À Naples, un théâtre, le San Carlino, démoli en 1884, était consacré exclusivement à des comédies burlesques dites «Pulcinellate» interprétées par des acteurs spécialisés qui se transmettaient cet art de père en fils. Ce “passage de pouvoir” se produisait souvent sur scène en présence du public. Inégalé même par ses descendants, le plus grand Pulcinella s’appelait Antonio Petito (1822-1872) et il est resté gravé dans l’histoire du théâtre napolitain.

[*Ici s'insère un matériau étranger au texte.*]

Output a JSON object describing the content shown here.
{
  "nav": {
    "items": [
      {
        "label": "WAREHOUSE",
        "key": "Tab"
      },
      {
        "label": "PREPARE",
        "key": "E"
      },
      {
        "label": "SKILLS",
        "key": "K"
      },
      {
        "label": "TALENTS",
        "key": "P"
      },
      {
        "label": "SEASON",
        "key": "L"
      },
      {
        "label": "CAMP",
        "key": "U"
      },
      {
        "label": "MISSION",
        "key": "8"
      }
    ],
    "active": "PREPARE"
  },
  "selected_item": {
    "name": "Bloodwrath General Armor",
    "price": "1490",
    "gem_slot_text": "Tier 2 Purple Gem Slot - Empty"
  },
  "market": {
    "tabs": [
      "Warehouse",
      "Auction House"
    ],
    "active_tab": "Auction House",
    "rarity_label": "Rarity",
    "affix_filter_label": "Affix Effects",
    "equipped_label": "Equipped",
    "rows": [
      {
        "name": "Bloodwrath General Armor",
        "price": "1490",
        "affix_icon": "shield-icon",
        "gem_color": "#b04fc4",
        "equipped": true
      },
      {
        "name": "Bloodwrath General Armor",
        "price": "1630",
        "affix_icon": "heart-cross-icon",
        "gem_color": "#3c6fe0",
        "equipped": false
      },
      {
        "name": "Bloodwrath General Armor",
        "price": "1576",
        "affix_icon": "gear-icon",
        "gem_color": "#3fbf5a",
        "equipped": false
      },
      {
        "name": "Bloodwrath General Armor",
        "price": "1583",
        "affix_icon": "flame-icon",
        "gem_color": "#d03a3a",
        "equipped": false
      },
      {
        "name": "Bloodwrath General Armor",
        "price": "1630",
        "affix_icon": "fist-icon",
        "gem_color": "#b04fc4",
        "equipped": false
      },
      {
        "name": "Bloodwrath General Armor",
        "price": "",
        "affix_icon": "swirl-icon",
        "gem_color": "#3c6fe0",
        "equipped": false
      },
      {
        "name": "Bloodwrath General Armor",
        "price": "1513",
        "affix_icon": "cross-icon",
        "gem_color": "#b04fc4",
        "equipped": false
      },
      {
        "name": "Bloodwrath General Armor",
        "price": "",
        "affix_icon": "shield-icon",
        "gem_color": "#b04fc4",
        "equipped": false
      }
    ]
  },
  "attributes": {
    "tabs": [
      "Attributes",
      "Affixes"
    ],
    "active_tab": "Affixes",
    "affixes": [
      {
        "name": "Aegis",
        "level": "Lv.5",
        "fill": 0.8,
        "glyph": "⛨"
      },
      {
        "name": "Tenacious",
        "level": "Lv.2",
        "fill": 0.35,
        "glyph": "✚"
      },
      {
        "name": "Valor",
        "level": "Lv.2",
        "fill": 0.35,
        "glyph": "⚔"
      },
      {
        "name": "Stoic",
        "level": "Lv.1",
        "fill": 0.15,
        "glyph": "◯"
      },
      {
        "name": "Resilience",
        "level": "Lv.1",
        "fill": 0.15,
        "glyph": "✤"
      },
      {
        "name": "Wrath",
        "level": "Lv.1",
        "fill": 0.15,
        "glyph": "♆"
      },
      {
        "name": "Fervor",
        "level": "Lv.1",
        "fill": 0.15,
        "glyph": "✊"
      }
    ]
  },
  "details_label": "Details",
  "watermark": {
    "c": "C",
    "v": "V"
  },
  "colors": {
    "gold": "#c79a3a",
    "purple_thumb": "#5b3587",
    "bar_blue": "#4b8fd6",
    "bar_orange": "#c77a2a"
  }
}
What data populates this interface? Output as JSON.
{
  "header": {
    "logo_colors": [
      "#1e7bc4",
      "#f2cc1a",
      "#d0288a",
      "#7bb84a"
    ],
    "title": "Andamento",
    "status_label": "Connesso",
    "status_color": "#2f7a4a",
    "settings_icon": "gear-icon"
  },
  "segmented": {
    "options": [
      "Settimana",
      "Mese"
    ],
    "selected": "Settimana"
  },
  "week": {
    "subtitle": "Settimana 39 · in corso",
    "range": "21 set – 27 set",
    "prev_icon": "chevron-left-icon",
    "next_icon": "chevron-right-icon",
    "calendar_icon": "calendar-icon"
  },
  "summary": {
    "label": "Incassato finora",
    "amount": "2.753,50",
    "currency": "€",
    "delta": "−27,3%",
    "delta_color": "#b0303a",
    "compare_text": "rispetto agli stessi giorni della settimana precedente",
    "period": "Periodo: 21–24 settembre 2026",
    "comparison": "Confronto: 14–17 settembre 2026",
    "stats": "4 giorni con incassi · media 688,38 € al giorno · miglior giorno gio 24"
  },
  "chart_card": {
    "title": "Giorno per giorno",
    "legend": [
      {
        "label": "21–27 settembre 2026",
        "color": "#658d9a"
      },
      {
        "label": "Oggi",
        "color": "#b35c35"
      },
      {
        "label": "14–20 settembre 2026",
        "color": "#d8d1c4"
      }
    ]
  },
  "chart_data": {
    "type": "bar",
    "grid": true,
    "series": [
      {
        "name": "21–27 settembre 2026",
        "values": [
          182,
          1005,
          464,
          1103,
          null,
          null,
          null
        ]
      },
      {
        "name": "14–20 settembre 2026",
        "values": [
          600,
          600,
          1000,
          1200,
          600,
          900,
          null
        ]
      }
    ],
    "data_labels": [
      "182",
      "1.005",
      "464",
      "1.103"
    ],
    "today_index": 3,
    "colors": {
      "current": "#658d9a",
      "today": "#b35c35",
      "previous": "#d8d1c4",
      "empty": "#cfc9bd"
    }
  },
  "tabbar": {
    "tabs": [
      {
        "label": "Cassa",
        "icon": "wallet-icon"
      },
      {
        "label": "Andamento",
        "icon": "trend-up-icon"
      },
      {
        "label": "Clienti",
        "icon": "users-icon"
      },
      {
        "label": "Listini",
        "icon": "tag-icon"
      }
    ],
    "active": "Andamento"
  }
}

D’autres salles étaient consacrées exclusivement aux «guarattelle», un terme remontant au XVIe s., qui indique les spectacles de marionnettes sans fils, dans lesquels Pulcinella ne manquait jamais. A ce propos, il est intéressant de noter qu’en tant que marionnette, il n’est plus serviteur mais une sorte de fou rebelle et irrévérencieux qui n’hésite pas à défier les plus forts que lui.
Une dernière curiosité: Pulcinella est bavard et ne sait pas tenir sa langue, d’où la locution «secret de Polichinelle» qui existe également en italien.
Si les personnages de la Commedia dell’arte sont désormais figés dans le temps et n’apparaissent que pendant la période de Carnaval ou dans les pièces de Goldoni, à Naples, Pulcinella est partout et en toute saison: dans les magasins de souvenirs et dans les boutiques d’art, au théâtre où tous les plus grands comédiens (tels que Eduardo De Filippo, Massimo Troisi, Massimo Ranieri…) ont endossé avec panache le masque noir à bec d’oiseau. (Vidéo: Un hommage à Pulcinella par les plus grands: Eduardo, Troisi e Pino Daniele
L’immense Eduardo De Filippo explique la théâtralité de Pulcinella
Un monument vient de lui être consacré par Lello Esposito, un sculpteur contemporain très célèbre qui ne sculpte que des Pulcinella (vidéo de l’inauguration du buste de Pulcinella dans le centre historique de Naples).
Dans les rues, on recommence à voir les «guarattelle», ainsi que des artistes de rue habillés de son costume.
Même dans le langage courant, il se rend indispensable en passant sans cesse par l’esprit des Napolitains qui prononcent souvent son nom présent dans de nombreux proverbes locutions et aphorismes (voir exemples dans le 2ème encadré en bas de page).
En fait, Pulcinella est immortel. Mais chut…, c’est un secret!